PURC Says $320m Investment Needed to Cut Utility Losses, Justifies Latest Tariff Adjustments
Acting Executive Secretary of the Public Utilities Regulatory Commission (PURC), Dr. Shafic Suleman, has disclosed that utility service providers will require a capital investment of about US$320 million to significantly reduce technical, distribution and commercial losses within their networks.
Briefing Parliament on Wednesday, December 10, Dr. Suleman said the investment requirement could be met through targeted public-private partnerships (PPPs), noting that improved financing would be critical to strengthening the operational efficiency of the electricity and water utilities.
He explained that the recent 9.86% increase in electricity tariffs and 15.26% adjustment for water were driven not only by quarterly review indicators—such as inflation, exchange rate movements and the hydro-thermal power generation mix—but also by the multi-year tariff framework, which accounts for utilities’ investment needs over a three-to-five-year period.
“The recent upward adjustment is a multi-year tariff and not the quarterly one,” he clarified, adding that the Commission would soon publish a decision note detailing the factors that informed the review.

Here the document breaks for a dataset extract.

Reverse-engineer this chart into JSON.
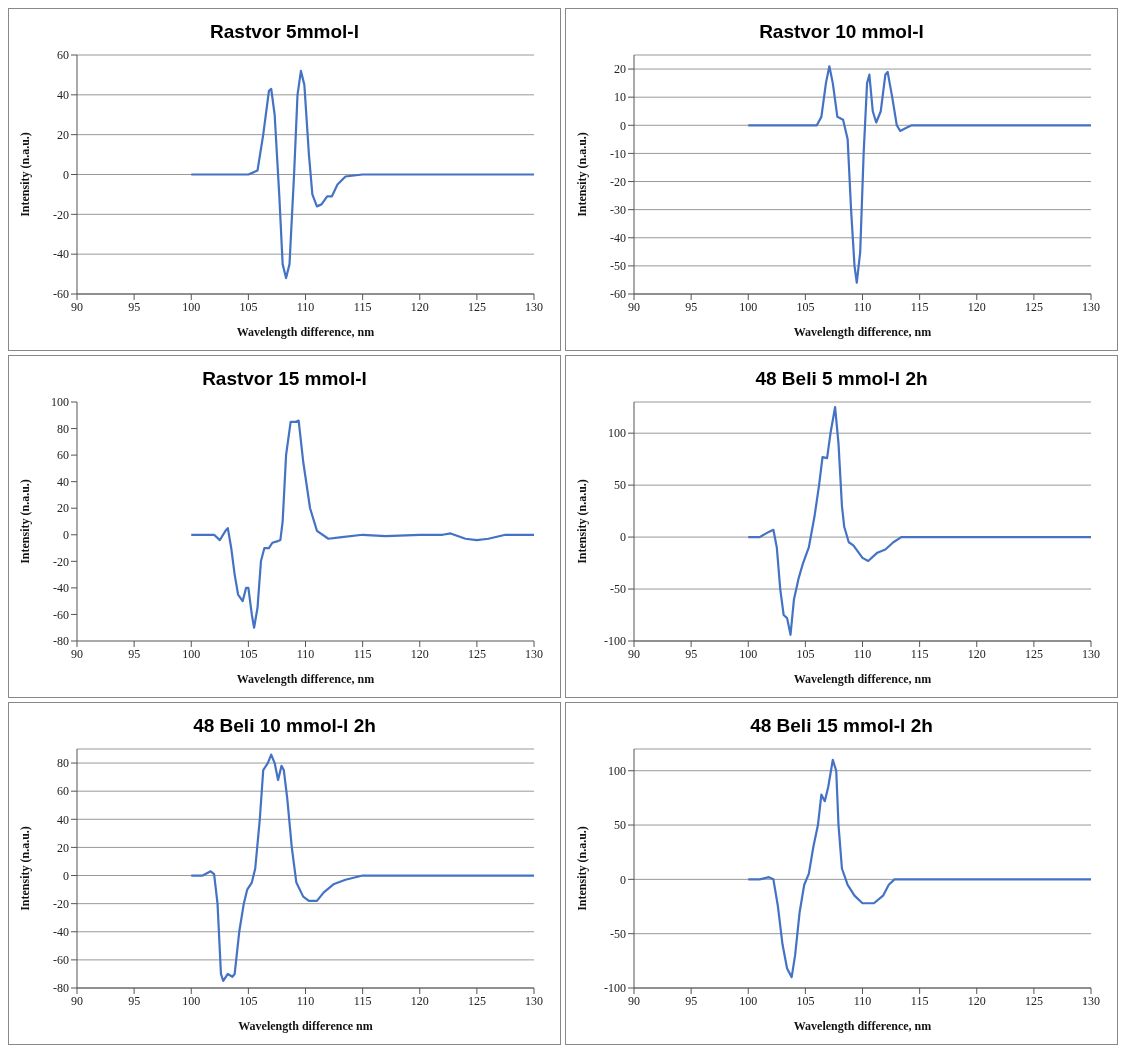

Responding to concerns raised by Members of Parliament (MPs) regarding limited stakeholder engagement, Dr. Suleman maintained that the PURC had conducted consultations in 10 regions, engaged the Parliamentary Committees on Energy and Sanitation, and intended to meet the leadership of both the Majority and Minority Caucuses.
Several MPs expressed dissatisfaction with the quality of services provided by the utilities, citing persistent water supply interruptions and rising monthly bills despite non-flow of water in many communities.
Dr. Suleman assured the House that the PURC remains committed to protecting consumers while ensuring that service providers receive the investments needed to improve reliability and operational sustainability across the sector.